張星光沒有在所有人面前大肆宣揚,他只是示意裴瀾跟著他出去,從開陽到天璣的距離不遠,張星光卻一句話都沒和她說過。

他只是走在裴瀾身邊安穩的在暴風雨中舉著那把傘。

雨水進入天璣樓,收了傘的張星光在上到二樓後第一次叫了她的名字,那聲音裏含著無數的嘆息。

他說:“裴瀾啊——”

千言萬語在喉,張星光只是伸出手來在裴瀾疑惑的目光中摸了摸她的頭,看著辦公室的那扇門對著她道:“進去吧。”

這聲音裏含著無盡的滄桑,似乎又有很多話想說,可是裴瀾最後只聽到了一句進去吧。

張星光看著她的身影心想,希望能有為你舉行補考的那一天。

裴瀾在推開門看到明月的那一瞬間她就知道了張星光的嘆息來自何處。

冬天好像提前出現在她身上,可她因為種種原因,不得不裝著現在還是一個秋。

她僵硬著手上前,看著面前幾位老師,茫然問道:“顧老師?”

“找我有什麽事情嗎?”

顧徐眼裏含著很多的希望,她迫不及待的出聲問她:“裴瀾,你能拿出來春風杯獲獎文章是你原創的全部證明嗎?”

裴瀾的手僵住了,心也是,她覺得自己的表情甚至都僵硬住了。

暴雨未停,無數的銳利目光下,裴瀾聽見自己含笑的聲音說:“這是自然。
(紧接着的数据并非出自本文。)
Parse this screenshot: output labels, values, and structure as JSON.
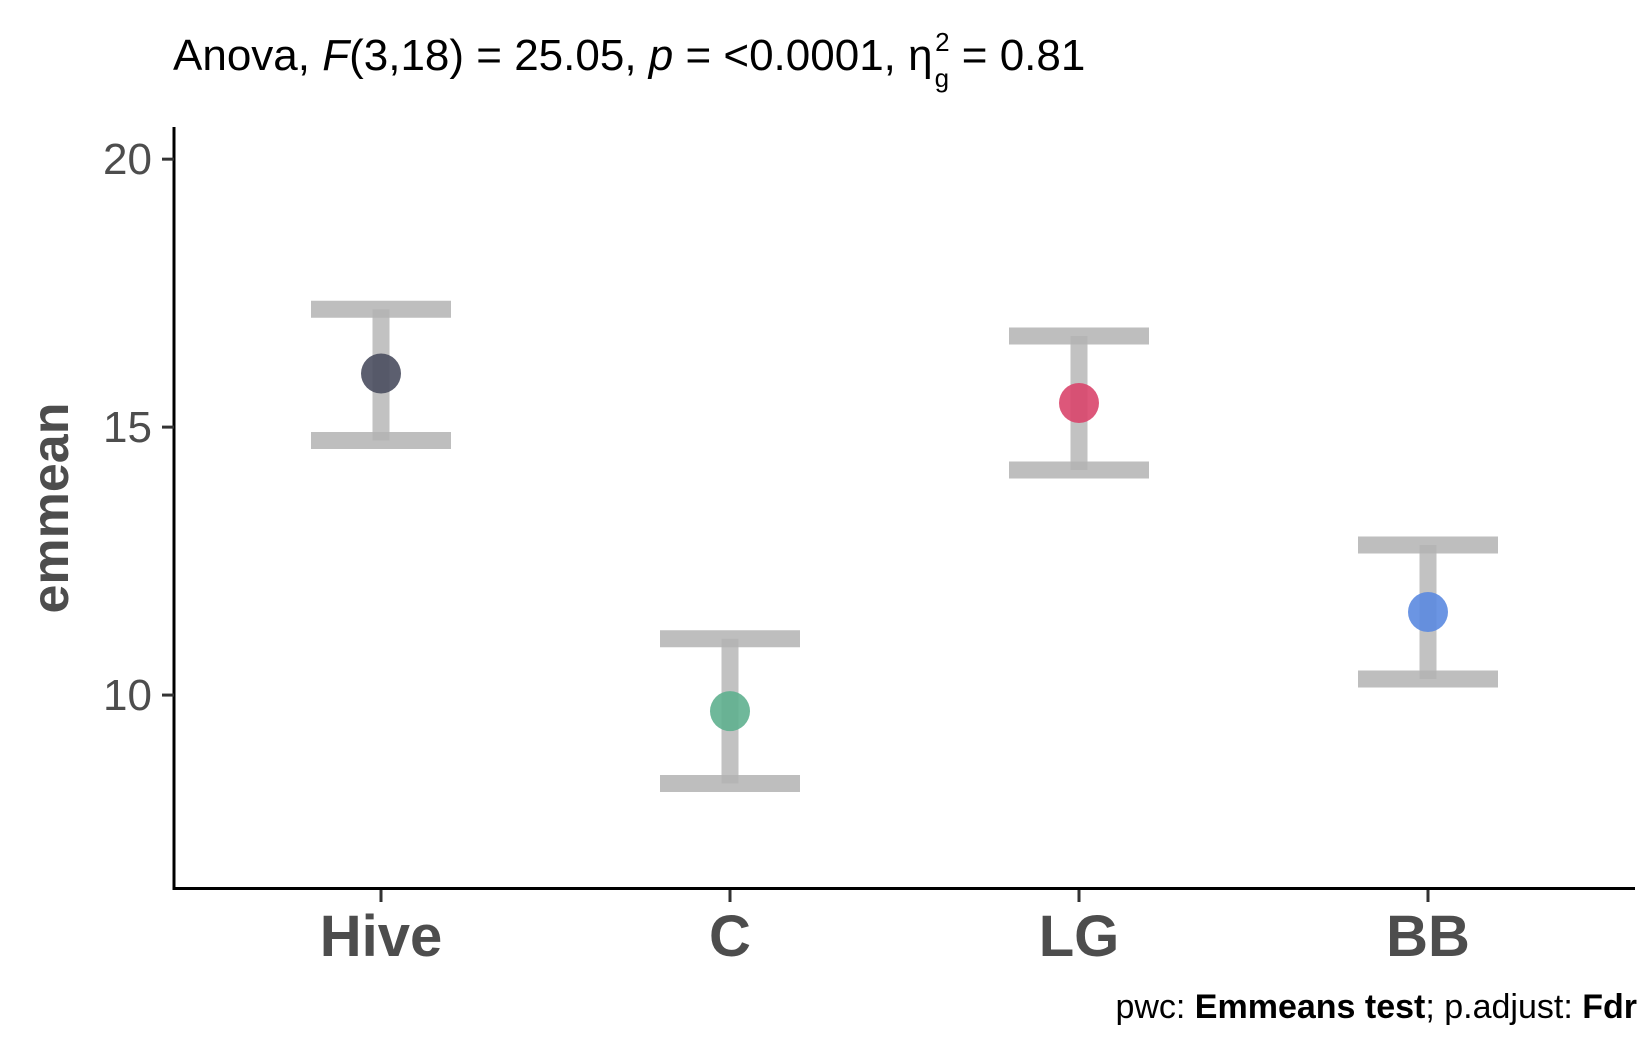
{
  "title": {
    "prefix": "Anova, ",
    "f_symbol": "F",
    "f_df": "(3,18)",
    "f_value": " = 25.05, ",
    "p_symbol": "p",
    "p_value": " = <0.0001, ",
    "eta_symbol": "η",
    "eta_sub": "g",
    "eta_sup": "2",
    "eta_value": " = 0.81"
  },
  "caption": {
    "pwc_label": "pwc: ",
    "pwc_value": "Emmeans test",
    "sep": "; p.adjust: ",
    "adjust_value": "Fdr"
  },
  "chart_data": {
    "type": "scatter",
    "title": "Anova, F(3,18) = 25.05, p = <0.0001, η²g = 0.81",
    "xlabel": "",
    "ylabel": "emmean",
    "ylim": [
      6.4,
      20.6
    ],
    "yticks": [
      10,
      15,
      20
    ],
    "categories": [
      "Hive",
      "C",
      "LG",
      "BB"
    ],
    "series": [
      {
        "values": [
          16.0,
          9.7,
          15.45,
          11.55
        ],
        "lower": [
          14.75,
          8.35,
          14.2,
          10.3
        ],
        "upper": [
          17.2,
          11.05,
          16.7,
          12.8
        ],
        "colors": [
          "#4a4e5f",
          "#5fb08f",
          "#d9456c",
          "#5b8ae0"
        ]
      }
    ],
    "errorbar_color": "#b3b3b3",
    "grid": false,
    "legend": "none"
  }
}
”

她覺得不可思議,這一秒鐘,仿若靈魂出竅,裴瀾變成了兩個不同的人。

真實的裴瀾被困在自己的內心受著火烤,而那個笑著的裴瀾卻依舊侃侃而談,她對著面前的人道:“那是我的文章,當然可以拿出來。”

她看著明月含恨的眼神故作不解:“怎麽了?”

明月咬牙切齒,對著她道:“你敢說那是你的文章嗎?你敢發誓嗎?”

心裏的小人再次蜷縮,裴瀾看著她的恨意心裏難過,可她的面上還是依舊冷靜。

她故作驚訝的打量了在場的所有人,然後轉過身去避開了這個可能會應驗的毒誓:“怎麽了?為什麽說我的文章不是我的?”
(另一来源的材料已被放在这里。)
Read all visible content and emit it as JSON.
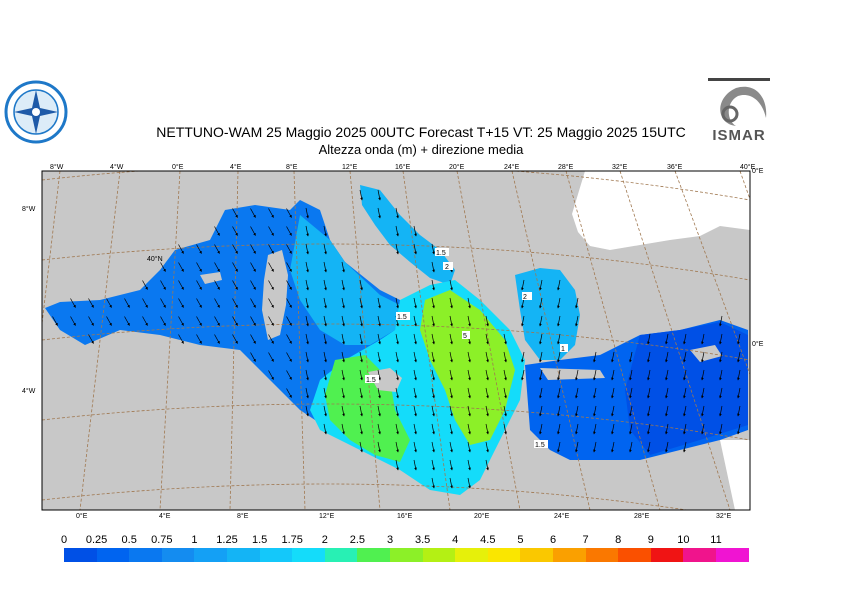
{
  "title_line1": "NETTUNO-WAM  25   Maggio  2025 00UTC Forecast T+15 VT: 25   Maggio  2025 15UTC",
  "title_line2": "Altezza onda (m) + direzione media",
  "logo_right_text": "ISMAR",
  "top_ticks": [
    "8°W",
    "4°W",
    "0°E",
    "4°E",
    "8°E",
    "12°E",
    "16°E",
    "20°E",
    "24°E",
    "28°E",
    "32°E",
    "36°E",
    "40°E"
  ],
  "top_right_tick": "0°E",
  "bottom_ticks": [
    "0°E",
    "4°E",
    "8°E",
    "12°E",
    "16°E",
    "20°E",
    "24°E",
    "28°E",
    "32°E"
  ],
  "left_ticks": [
    "8°W",
    "4°W"
  ],
  "right_tick": "0°E",
  "lat_label": "40°N",
  "scale": {
    "labels": [
      "0",
      "0.25",
      "0.5",
      "0.75",
      "1",
      "1.25",
      "1.5",
      "1.75",
      "2",
      "2.5",
      "3",
      "3.5",
      "4",
      "4.5",
      "5",
      "6",
      "7",
      "8",
      "9",
      "10",
      "11"
    ],
    "colors": [
      "#0050e6",
      "#0064f0",
      "#0a78f0",
      "#148cf0",
      "#14a0f5",
      "#14b4f5",
      "#14c8fa",
      "#14dcfa",
      "#28f0b4",
      "#50f050",
      "#8cf028",
      "#b4f014",
      "#e6f00a",
      "#fae600",
      "#fac800",
      "#faa000",
      "#fa7800",
      "#fa5000",
      "#f01414",
      "#f0148c",
      "#f014d2"
    ]
  },
  "contour_labels": [
    "1.5",
    "2",
    "5",
    "1.5",
    "1.5",
    "1",
    "1.5",
    "2"
  ]
}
周知意忍不住跳出來對著她道:“怎麽了你心裏應該最清楚吧?那文章是你抄的明月的稿子,你怎麽能不知道呢?”

“嗯?裴瀾?!”

周知意輕聲叫出她的名字,卻讓人感覺到森森寒意,有雞皮疙瘩爬上裴瀾的肌膚。

裴瀾的掌心掐進肉裏,她強迫著自己冷靜。

周知意看著她一瞬間變了臉,裴瀾擡起頭來,那雙眼睛尖銳盯著明月道:“你懷疑我抄襲你?”
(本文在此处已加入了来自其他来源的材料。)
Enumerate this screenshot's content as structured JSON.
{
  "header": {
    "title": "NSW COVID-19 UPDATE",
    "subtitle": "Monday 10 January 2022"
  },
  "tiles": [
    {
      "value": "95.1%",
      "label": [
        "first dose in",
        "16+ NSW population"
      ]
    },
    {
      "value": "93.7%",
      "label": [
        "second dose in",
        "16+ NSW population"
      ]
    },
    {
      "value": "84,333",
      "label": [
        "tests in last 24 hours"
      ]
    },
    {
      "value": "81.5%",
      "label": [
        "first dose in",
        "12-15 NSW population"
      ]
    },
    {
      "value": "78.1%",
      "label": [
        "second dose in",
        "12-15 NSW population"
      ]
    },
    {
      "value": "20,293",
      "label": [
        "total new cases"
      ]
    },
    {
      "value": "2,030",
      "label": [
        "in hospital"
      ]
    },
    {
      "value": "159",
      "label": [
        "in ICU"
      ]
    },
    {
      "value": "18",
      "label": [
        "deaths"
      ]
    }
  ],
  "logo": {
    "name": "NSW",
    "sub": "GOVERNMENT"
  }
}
緊接著裴瀾嗤笑一聲:“因為我拿了一等獎而你沒有,然後你就懷疑我抄襲你?”

“這從來不是一等獎不一等獎的事,也沒有抄襲,有沒有抄襲,你自己心裏清楚。”旁邊的荊棘對著她冷哼道。

“哈”

裴瀾也笑了,她擡起眼來看著明月,對著明月問道:“證據呢?”

“說我抄襲,證據又在哪裏?”

仔細看看,裴瀾的脖子裏已經有了許多的冷汗,那副冷靜的樣子,也是因著她咬破了嘴裏的肉強裝出的。

她不能露怯,更不能被壓住氣勢。

那獎金早就被她拿去給裴休交醫藥費了,她沒有錢填補那個窟窿,更不能被發現這件事,西瑯一中的德育分甚至和學業一樣重要,而這關乎日後所有的獎助學金。

她在賭,賭明月拿不出來任何的證據,只能抓住她收作業的把柄。

她沒有別的選擇,只能去賭。

明月攥著那個摔壞的手機不說話,裴瀾一步步逼到她的眼前對著她道:“沒有證據。”

她盯著明月的眼睛,一字一句道:“因為這本身是我的文章,而你們因為嫉妒,選擇空口鑒抄——”

裴瀾轉過身去不看明月,看著尚副校長,企圖獲得他的支持:“這才是答案,才是那個所謂的真相。”

明月被她逼得後退的時候帶翻了一個陶瓷杯,那杯子砸在地上發出來清脆的響聲,明月被她的無恥震驚,指著她說不出話來。

她就那樣看著裴瀾滿口謊言的妄下結論企圖掩蓋事實,在副校長即將出聲附和裴瀾的那一秒,明月猛地反駁道:“不是——”

可是一個聲音截住她的,有一雙手驟然推開辦公室的大門,帶進來一陣風聲。

有人站在辦公室的門口,一雙眼睛不帶任何感情的盯著她,周闊對著她冷冷道:“你想要什麽證據?”